The Indian stock market, up 83 per cent since March, has high hopes of Manmohan Singh, the first prime minister since Jawaharlal Nehru to be re-elected after serving a full five-year term. His big test comes on Monday, with a budget that will outline how the government interprets the mandate it won in May. Expectations are running ahead of themselves. At best, it will show that the government is keen to push ahead with reforms, after wasting several years kow-towing to the once indispensable left bloc, thankfully now superfluous to requirements.

But the most keenly anticipated reforms − such as the liberalisation of foreign direct investment in financial services and education – are no done deal.

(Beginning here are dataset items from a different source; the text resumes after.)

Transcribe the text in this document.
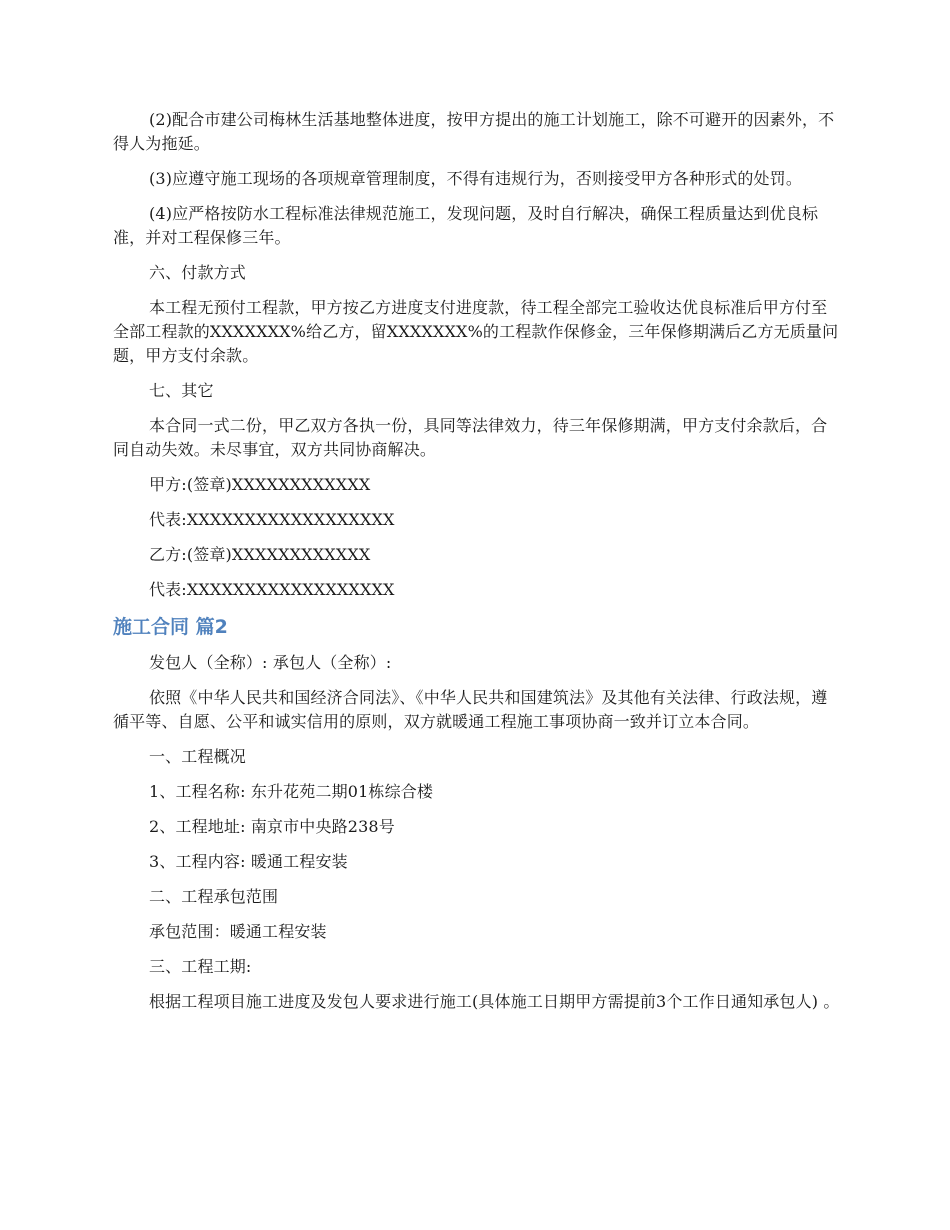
(2)配合市建公司梅林生活基地整体进度，按甲方提出的施工计划施工，除不可避开的因素外，不得人为拖延。

(3)应遵守施工现场的各项规章管理制度，不得有违规行为，否则接受甲方各种形式的处罚。

(4)应严格按防水工程标准法律规范施工，发现问题，及时自行解决，确保工程质量达到优良标准，并对工程保修三年。

六、付款方式

本工程无预付工程款，甲方按乙方进度支付进度款，待工程全部完工验收达优良标准后甲方付至全部工程款的XXXXXXX%给乙方，留XXXXXXX%的工程款作保修金，三年保修期满后乙方无质量问题，甲方支付余款。

七、其它

本合同一式二份，甲乙双方各执一份，具同等法律效力，待三年保修期满，甲方支付余款后，合同自动失效。未尽事宜，双方共同协商解决。

甲方:(签章)XXXXXXXXXXXX

代表:XXXXXXXXXXXXXXXXXX

乙方:(签章)XXXXXXXXXXXX

代表:XXXXXXXXXXXXXXXXXX

施工合同 篇2

发包人（全称）: 承包人（全称）:

依照《中华人民共和国经济合同法》、《中华人民共和国建筑法》及其他有关法律、行政法规，遵循平等、自愿、公平和诚实信用的原则，双方就暖通工程施工事项协商一致并订立本合同。

一、工程概况

1、工程名称: 东升花苑二期01栋综合楼

2、工程地址: 南京市中央路238号

3、工程内容: 暖通工程安装

二、工程承包范围

承包范围：暖通工程安装

三、工程工期:

根据工程项目施工进度及发包人要求进行施工(具体施工日期甲方需提前3个工作日通知承包人) 。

This reflects the reality that blaming the left for policy inaction often suited a Congress party leadership that was itself ambivalent about liberalisation. Today that excuse is gone. Mr Singh has no option but to rekindle his reputation as a reformer. True, India will be the fastest growing big economy in the world next year, according to the World Bank, with output expanding by 8 per cent, compared to 7.5 per cent for China. But with a fiscal deficit estimated by Morgan Stanley at 12.6 per cent in the year to March 2009 and public debt, including off-budget liabilities of 85 per cent of gross domestic product, the public finances are on an unsustainable path.

Investors will be disappointed if Monday’s budget does not reflect the urgency of the fiscal consolidation. Proceeds from disinvestment, the polite term for partial privatisations, should plug some of the gap. These should also liberate resources for much-needed investment in infrastructure, especially in the power sector and roads. But much will depend on market conditions and the government’s determination to take on unions and vested interests. State-controlled companies are a rich source of patronage and power for politicians and civil servants. That is never going to change overnight.